It will not be possible much longer to avoid deciding whether Bill Clinton must be removed from the presidency if the various charges against him are true. The Republican leaders in Congress seem content to put off this moment of decision. But the damage to the Republic from a continuation of their faint-heartedness would be profound. They must do their duty.
If I were going to prioritize the charges against the president, I would not put at the top of the list those which have garnered the most attention in recent weeks. A very serious argument can indeed be made that the abuse of power by the president in his sexual relationships requires impeachment and removal from office. However, it is not the most compelling case that can be made.
The most compelling accusation against Bill Clinton is that as president of the United States he sold out the interests and national security of the United States to a potentially hostile foreign power to gain resources for his re-election. The Founders of this country would have understood how serious this charge is. They thought that one of the greatest dangers to the Republic was subversion by the money of foreign powers — in those days it was France and Great Britain.
Some people want the lawyers to decide whether President Clinton should be removed from office. But lawyers have nothing to do with the question of impeachment. We should think like the Founders, who understood that parchment divisions by themselves mean nothing. Impeachment is entirely a political judgment, and was meant to be so. It is in the hands of the legislature precisely because it is not a matter of legal technicality, but of whether the people of the country will insist that the executive be their servant, not their master.

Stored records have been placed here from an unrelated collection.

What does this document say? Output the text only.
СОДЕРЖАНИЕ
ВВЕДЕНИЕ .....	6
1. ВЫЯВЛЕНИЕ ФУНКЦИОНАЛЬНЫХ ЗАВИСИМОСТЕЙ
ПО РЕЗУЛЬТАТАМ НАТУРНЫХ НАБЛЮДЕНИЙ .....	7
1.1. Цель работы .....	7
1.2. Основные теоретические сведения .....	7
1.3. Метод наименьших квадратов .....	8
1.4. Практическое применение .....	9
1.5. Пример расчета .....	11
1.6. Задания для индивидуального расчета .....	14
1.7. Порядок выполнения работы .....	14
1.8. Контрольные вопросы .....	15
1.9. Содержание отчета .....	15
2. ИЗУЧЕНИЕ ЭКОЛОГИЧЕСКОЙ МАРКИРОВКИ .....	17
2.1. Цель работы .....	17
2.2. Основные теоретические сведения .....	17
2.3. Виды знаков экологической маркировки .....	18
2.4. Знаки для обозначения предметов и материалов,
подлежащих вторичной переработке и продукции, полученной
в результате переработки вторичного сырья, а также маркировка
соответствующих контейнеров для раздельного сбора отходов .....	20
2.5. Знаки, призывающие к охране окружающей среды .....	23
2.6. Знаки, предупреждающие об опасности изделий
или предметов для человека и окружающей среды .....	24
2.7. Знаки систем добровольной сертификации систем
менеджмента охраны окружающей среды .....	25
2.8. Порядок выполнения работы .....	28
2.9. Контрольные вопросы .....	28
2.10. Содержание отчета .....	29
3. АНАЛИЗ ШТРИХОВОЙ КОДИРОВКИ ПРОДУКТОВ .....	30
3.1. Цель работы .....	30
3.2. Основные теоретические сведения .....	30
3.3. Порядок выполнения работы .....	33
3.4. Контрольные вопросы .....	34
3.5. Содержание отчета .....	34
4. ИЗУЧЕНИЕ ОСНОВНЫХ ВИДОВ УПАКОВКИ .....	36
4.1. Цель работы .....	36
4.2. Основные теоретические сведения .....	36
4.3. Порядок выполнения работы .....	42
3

This is a responsibility that the people, and their representatives in Congress, cannot escape. Let’s assume that Kenneth Starr indicts the president, and manages somehow to get a court to declare him guilty. Then the question arises: Who is going to put him in jail?

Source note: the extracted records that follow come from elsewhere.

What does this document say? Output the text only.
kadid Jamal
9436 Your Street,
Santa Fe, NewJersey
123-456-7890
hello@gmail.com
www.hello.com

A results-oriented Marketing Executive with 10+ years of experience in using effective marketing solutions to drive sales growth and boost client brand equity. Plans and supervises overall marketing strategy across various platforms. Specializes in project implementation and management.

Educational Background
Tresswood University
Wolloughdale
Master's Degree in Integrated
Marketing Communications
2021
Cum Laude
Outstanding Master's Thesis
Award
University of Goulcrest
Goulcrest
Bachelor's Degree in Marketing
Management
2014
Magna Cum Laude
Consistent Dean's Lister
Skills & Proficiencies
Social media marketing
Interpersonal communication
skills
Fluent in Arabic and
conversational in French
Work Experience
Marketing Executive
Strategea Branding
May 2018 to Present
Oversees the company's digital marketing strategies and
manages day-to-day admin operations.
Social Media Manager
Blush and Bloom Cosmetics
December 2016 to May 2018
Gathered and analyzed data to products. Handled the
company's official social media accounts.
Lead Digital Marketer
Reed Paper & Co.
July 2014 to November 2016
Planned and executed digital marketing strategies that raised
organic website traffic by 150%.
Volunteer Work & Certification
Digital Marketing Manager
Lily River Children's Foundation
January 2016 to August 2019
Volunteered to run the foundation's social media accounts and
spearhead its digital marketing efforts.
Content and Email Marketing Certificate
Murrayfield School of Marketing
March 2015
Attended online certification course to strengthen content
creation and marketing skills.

The problem with the long arm of the law is that, when you are the long arm of the law, which arm puts you in jail? The power in this country is not shared in that way. The executive is the executive and the legislature is the legislature, and the Founders did not mix these two things.

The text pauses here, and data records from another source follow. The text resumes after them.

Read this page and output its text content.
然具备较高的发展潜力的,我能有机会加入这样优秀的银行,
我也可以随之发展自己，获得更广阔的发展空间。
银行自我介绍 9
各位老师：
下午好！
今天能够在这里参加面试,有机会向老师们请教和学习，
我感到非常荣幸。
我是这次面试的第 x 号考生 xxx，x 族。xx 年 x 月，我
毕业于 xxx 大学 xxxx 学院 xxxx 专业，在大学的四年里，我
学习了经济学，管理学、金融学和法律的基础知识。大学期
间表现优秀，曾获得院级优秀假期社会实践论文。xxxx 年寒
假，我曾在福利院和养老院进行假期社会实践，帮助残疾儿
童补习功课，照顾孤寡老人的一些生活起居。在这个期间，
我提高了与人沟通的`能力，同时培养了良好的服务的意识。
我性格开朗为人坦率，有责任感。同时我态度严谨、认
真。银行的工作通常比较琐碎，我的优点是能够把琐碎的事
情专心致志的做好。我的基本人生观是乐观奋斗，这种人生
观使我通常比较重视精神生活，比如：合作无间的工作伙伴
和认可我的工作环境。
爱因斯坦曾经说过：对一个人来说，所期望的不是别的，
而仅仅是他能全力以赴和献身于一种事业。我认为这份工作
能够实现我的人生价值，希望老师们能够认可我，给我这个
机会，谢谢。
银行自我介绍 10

If the United States marshals came to enforce a verdict against the president, he could quite legitimately tell his Secret Service men to shoot them, and they would have to do so.
A determined president can do pretty much whatever he pleases. The Founders did that purposely, because they knew that an energetic, forceful executive is essential to the survival of any state. You cannot predict what emergencies are going to arise. Therefore, you must trust power. Confidence must be placed somewhere so that there is a necessary concentration of force available to meet emergencies.
That concentration of force is in the hands of the executive. As long as he remains the executive, under the Constitution, he can command the forces of law and they are required by their oaths to obey him — even if it seems to them that the executive is abusing his power. If they disobey him, they declare civil war, because that is what is implied when you move against the executive. Abuses of executive power ultimately must be determined and remedied by the sovereign people acting through the legislature — any other remedy is as unconstitutional as the action of the executive itself.
We should stop fooling ourselves into thinking that we will wedge President Clinton out with legal technicalities. It will take political will — lots of it — to remove him. And it will take the Congress.
President Clinton has stated publicly that he will never resign. So this crisis will not end because he resigns. We are either going to let him get away with it, or we are going to call him to account. The only people who can do so are sitting in the Congress, showing a gutlessness that makes me ashamed. Right now, all the betting is that they will not have the will to act, but instead are setting things up to ride his corrupt coattails to re-election in the fall.
This would taint the Republican party with a lasting stain. And how long will decent people continue to support a party that lets the Clinton spinmeisters kill the conscience of America in order to preserve their power? As always, the path to true political success is also the path of principle. The Republican leadership should summon their courage and face down the petty tyranny they have allowed to take root in the White House.